As Kommersant wrote on August 10, presidential aide Andrei Belousov suggested, similarly to the withdrawal of oil and gas subsidiaries, to do this with other industries. PJSC "Polyus" was included in the list of possible donors from the gold mining sector. According to the official, in 2017 metallurgists and chemists received more than 1.5 trillion rubles. EBITDA, but their tax burden is only 7%, while for the oil industry - 28%.
In the letter, Mr. Kashuba points out that the gold mining industry has a high entry barrier, which provides for the dependence of the profitability of companies on capital expenditures. The share of CAPEX in the revenue of the largest companies in the industry in 2017 is 25%, they are used for geological exploration, mining and overburden work, and the construction of new GOKs. Therefore, according to the letter, the EBITDA margin estimation method proposed by Mr. Belousov is incorrect for comparing the industry's profitability with the oil and gas sector.
In addition, the industry did not receive a "significant effect" from the devaluation of the ruble, which amounted to 45% from 2013 to 2017 - it was compensated by inflation costs (39%) and a decrease in the price of gold (5%). The gold mining industry, unlike oil and gas in 2017, did not have an advantage due to the external market conditions, to which Mr. Belousov refers, is noted in the letter of Mr. Kashuba. The increase in the fiscal burden, according to the union, will lead to the failure of investment programs and a drop in production: by 2025, it will decrease by 50 tons per year, and after that the fall may be "even more dramatic". The potential budget losses will amount to 21 billion rubles, and taking into account the shortfall in gold - up to 79 billion rubles. annually.

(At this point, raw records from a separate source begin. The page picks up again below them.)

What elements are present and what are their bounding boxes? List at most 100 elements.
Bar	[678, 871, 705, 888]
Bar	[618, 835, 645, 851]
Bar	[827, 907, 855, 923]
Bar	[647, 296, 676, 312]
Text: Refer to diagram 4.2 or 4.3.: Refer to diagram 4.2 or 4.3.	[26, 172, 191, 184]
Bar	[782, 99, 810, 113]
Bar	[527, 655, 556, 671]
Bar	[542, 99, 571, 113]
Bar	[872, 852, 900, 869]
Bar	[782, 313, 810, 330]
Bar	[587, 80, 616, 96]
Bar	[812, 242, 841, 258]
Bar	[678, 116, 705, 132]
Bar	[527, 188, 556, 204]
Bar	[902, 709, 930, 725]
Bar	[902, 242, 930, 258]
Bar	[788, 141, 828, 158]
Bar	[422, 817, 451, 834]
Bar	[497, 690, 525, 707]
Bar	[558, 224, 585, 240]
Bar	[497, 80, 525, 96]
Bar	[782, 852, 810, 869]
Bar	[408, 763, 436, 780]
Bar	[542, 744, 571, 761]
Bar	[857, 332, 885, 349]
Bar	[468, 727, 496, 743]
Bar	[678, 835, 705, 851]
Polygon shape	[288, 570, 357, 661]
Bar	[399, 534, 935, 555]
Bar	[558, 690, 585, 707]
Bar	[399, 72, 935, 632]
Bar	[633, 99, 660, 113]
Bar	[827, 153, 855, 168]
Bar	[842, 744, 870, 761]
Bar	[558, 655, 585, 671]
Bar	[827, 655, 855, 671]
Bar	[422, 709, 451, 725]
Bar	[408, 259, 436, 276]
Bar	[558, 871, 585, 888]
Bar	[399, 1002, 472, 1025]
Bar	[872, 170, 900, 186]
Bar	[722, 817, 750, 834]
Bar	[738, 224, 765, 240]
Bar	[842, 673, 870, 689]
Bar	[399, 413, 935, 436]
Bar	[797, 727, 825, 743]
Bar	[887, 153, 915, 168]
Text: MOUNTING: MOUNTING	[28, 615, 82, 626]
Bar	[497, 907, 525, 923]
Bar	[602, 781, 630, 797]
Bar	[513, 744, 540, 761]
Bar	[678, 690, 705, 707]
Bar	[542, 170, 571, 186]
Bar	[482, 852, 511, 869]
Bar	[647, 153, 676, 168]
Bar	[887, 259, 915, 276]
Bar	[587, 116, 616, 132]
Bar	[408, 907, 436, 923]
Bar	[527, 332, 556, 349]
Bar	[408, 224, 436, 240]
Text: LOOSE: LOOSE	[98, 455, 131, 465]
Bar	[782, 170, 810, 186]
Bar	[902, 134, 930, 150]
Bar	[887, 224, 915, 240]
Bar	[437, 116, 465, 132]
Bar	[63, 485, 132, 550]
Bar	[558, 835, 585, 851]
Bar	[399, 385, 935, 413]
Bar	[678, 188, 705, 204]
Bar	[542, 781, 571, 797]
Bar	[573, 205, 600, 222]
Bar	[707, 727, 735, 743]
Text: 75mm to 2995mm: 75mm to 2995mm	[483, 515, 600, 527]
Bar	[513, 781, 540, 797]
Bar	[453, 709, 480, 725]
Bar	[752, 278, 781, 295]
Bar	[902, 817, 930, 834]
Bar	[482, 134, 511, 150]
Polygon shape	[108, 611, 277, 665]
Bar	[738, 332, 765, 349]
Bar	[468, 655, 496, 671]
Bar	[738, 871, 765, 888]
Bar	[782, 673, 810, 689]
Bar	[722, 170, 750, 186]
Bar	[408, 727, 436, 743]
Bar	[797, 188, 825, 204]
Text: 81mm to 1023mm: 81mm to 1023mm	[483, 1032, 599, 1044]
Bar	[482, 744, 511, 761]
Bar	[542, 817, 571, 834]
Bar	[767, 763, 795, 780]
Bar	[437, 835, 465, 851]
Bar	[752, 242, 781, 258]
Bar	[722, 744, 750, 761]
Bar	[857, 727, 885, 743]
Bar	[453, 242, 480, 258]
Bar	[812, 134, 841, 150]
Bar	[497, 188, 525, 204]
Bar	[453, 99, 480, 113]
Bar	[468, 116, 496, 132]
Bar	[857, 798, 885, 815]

Earlier, the RSPP prepared its claims to the calculation methodology proposed by Mr. Belousov and the risk assessment. The union also said that the increase in fiscal burden will affect investment programs, and companies may lose leadership in the sectors. Claims to the calculations of Andrei Belousov were with the president of the association "Russian Steel", owner of NLMK Vladimir Lisin (see "Kommersant" on August 14).
Mr. Kashuba specifically notes the special role of gold as a unit of account. Under the conditions of the sanctions load, the document says, gold can become the prevailing component in the country's gold and currency reserves. Moreover, taking into account the possible freezing of Russia's dollar calculations, it may be necessary to use the experience of Iran, North Korea, Cuba, Turkey on gold calculations for foreign trade contracts, which means that it is impossible to reduce gold production, the letter says.
Andrei Lobazov from Aton draws attention to the fact that, although in 2017 the same Polymetal showed 41% margin margin on EBITDA, only Polyus was included in the list (in the letter of Belousov 59% is given). He also notes that "in recent years, gold prices have been more stable than other metals," but the industry does carry fairly high capex.